Comment doivent réagir ceux qui sont approchés par le pouvoir colonial ? Accepter pour essayer d'influer sur la politique camerounaise au risque de devenir complice des colons ? Refuser et devenir leur ennemi, voire leur cible, et risquer de voir un pantin accepter la place ?

Le roman parle beaucoup des relations humaines et des dilemmes que vivent les militants, car l'attitude au jour le jour ne dépend pas que des convictions politiques. Ça m'a rappelé l'attitude des Français durant l'occupation, il y a eu des héros qui se sont sacrifiés, des gens qui ont joué et souvent perdu leur vie, mais aussi des gens qui ont parfois aidé l'occupant lorsqu'il y trouvaient un intérêt. Dans les maquisards on parle aussi de sacrifice et de trahison, et cela n'a rien à voir avec les convictions. Donner un résistant aux autorités coloniales peut être un moyen de régler un problème personnel, et ce pour la plus grande joie desdites autorités.

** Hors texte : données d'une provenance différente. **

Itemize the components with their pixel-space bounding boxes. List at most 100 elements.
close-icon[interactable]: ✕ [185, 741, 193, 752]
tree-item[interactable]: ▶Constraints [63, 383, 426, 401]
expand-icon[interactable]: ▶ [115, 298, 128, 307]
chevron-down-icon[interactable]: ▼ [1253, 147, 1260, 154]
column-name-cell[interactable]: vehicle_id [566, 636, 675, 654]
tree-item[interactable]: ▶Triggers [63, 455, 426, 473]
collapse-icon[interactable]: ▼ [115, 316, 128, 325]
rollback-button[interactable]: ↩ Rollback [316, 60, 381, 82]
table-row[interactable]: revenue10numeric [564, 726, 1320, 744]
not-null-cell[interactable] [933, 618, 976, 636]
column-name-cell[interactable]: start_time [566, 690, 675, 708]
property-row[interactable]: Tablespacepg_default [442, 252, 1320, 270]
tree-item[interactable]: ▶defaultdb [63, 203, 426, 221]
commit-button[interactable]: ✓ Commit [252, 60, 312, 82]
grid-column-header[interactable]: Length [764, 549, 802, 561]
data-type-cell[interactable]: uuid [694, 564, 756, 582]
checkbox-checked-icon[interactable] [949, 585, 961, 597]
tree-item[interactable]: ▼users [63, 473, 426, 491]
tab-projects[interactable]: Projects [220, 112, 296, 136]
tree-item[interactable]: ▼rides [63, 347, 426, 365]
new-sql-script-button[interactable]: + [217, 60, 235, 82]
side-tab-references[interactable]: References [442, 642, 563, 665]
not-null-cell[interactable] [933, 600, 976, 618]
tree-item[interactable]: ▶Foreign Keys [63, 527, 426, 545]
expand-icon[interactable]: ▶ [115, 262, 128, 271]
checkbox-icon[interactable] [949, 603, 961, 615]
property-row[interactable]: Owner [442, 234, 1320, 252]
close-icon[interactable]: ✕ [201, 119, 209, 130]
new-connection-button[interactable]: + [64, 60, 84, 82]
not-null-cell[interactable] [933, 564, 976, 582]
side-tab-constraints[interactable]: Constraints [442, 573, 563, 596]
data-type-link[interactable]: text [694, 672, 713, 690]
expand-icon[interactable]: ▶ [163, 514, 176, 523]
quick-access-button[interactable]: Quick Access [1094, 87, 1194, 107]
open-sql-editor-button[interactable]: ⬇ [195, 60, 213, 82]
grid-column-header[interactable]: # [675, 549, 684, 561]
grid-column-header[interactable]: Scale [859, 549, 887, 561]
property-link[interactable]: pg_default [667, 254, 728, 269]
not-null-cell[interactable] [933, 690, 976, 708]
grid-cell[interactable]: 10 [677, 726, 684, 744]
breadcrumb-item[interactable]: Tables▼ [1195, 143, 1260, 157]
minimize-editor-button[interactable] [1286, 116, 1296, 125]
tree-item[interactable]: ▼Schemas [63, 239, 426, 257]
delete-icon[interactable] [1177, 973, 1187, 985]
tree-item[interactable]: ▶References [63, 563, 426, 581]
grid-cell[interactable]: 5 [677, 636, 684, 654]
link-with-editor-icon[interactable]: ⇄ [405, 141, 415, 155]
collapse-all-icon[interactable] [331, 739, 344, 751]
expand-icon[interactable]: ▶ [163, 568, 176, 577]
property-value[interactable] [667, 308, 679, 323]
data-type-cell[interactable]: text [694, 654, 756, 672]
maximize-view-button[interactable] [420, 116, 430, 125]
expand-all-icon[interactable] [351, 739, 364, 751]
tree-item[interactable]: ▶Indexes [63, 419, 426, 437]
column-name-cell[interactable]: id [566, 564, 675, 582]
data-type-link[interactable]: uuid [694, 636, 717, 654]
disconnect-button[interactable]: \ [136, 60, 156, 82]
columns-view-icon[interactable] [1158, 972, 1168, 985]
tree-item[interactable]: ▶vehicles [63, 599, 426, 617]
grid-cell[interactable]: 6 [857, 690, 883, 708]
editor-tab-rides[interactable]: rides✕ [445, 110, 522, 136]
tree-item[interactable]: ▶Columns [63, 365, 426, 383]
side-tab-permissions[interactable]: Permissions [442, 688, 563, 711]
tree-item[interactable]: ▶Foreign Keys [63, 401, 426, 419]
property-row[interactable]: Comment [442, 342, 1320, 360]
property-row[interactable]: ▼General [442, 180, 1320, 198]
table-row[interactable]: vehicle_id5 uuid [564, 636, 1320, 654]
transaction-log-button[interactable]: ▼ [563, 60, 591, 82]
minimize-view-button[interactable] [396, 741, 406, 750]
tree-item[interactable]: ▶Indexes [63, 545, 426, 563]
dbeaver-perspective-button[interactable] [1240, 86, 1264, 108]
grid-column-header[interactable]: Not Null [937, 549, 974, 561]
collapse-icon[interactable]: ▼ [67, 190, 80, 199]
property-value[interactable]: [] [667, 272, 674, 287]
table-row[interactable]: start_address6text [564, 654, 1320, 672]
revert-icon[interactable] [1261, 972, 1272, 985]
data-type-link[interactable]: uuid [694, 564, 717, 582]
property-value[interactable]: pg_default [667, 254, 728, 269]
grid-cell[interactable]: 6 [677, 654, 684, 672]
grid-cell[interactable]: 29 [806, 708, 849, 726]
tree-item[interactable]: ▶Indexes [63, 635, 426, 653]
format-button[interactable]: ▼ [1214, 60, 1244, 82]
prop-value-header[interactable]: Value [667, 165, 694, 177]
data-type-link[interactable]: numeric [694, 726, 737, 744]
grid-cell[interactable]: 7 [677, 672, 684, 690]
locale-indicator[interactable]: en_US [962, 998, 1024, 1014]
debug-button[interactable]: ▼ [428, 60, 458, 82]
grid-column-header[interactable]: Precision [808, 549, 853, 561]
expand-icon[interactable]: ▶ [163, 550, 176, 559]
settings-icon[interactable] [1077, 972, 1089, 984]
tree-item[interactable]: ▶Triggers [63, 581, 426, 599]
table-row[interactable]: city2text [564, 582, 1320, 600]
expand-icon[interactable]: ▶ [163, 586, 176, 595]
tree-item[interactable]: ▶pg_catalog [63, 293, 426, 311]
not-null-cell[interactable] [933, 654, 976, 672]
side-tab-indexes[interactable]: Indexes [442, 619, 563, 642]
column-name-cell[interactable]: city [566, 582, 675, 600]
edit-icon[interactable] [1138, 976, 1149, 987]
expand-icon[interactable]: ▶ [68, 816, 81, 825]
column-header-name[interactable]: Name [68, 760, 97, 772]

A un certain moment le discours est un peu idéaliste :
"La défaite des braves a permis à l'occupant de répliquer l'exemple camerounais, de mettre ses sbires au pouvoir de la nouvelle Afrique « indépendante », s'en sont suivies des décennies de pauvreté, de corruption qui durent encore."
Ce n'est pas si simple, la pauvreté et la corruption ne sont pas le seul fait de la post-colonisation, et c'est beaucoup trop facile de tout mettre sur le dos de l'ancienne puissance coloniale. L'indépendance n'est pas la garantie d'un gouvernement "propre" et certains leaders du combat indépendantiste ont débarrassé leur pays de l'autorité coloniale uniquement pour en devenir les dictateurs (Robert Mugabe au Zimbabwe, Isaias Afwerki en Érythrée, Sekou Touré en Guinée ...).

Les maquisards est un livre bien écrit, agréable à lire, et qui nous dit beaucoup sur les traditions du Cameroun et sur ce qu'était le combat contre le colonialisme à la fin des années 1950.